Il fallait faire ce choix, à une condition près : que le CICE, dont bénéficient en particulier les PME, ne soit pas absorbé dans des négociations commerciales destinées, en définitive, à réduire les prix. (M. Henri Cabanel acquiesce.) Je m’en assure dès que j’en ai l’occasion. Lors des négociations commerciales menées au début de cette année, j’ai systématiquement formulé ce rappel. Au titre du pacte de responsabilité, la nation mobilise un total de 32 milliards d’euros. Si cet effort se traduit par une simple baisse des prix sans conforter la compétitivité et les capacités d’autofinancement du secteur, notre pays ne pourra pas le poursuivre longtemps. Chacun doit assumer ces responsabilités.

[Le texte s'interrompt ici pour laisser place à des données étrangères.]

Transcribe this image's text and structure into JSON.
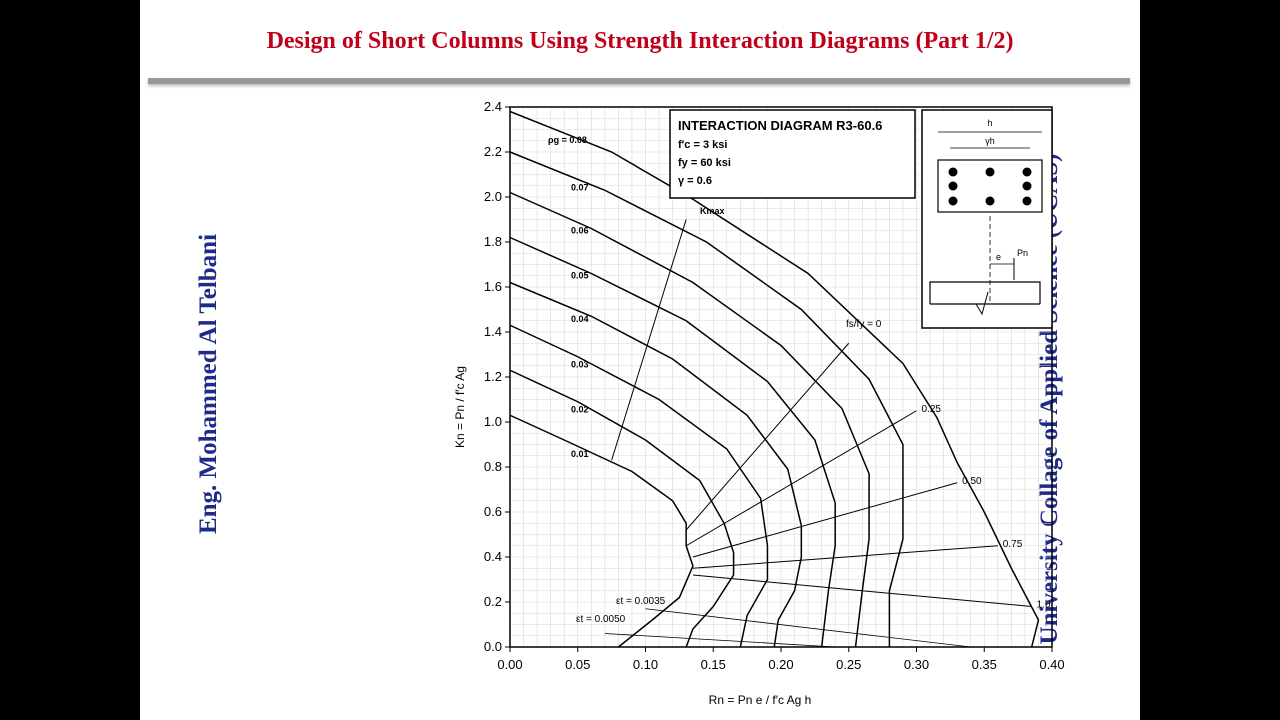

Soyons, tous ensemble, extrêmement attentifs à ces questions, chaque fois que de telles négociations sont menées. Je le répète, chaque acteur a sa responsabilité, y compris les organisations patronales. Lorsque des pourparlers ont lieu entre la grande distribution et les industries au sein d’une instance comme le MEDEF, chacun doit garder cet impératif à l’esprit. Le ministre n’est pas censé devoir rappeler, en permanence, l’importance de l’enjeu : l’État ne mobilisera pas 32 milliards d’euros tous les ans ! Cette somme doit donc servir à la compétitivité, à l’autofinancement et aux capacités d’investissement pour l’avenir.
La Banque publique d’investissement, ou BPIFrance, est également mobilisée en faveur de ce secteur. Au reste, Guillaume Garot avait veillé à ce que cette instance consacre une ligne budgétaire spécifique aux entreprises de l’agroalimentaire. Le nombre d’entreprises soutenues a crû de 50 % entre 2011 et 2014, et le montant des prêts accordés a augmenté de 40 %. C’est un progrès. Il faut encore améliorer ces résultats. La France a besoin de ces investissements.
En outre, lors de mon arrivée au ministère de l’agriculture, de l’agroalimentaire et de la forêt, j’avais constaté, avec Guillaume Garot, la faiblesse des investissements consacrés à cette industrie. Or, lorsque les investissements s’affaissent en capacité comme en rentabilité, la compétitivité décline. Il s’agit donc d’une perspective majeure pour ce secteur.
Vous le constatez, la compétitivité s’améliore, grâce au CICE et au pacte de responsabilité. Les capacités de financement et d’investissement existent. Encore faut-il être capable de déployer une stratégie à moyen et long termes. C’est, me semble-t-il, ce qui a fait défaut par le passé.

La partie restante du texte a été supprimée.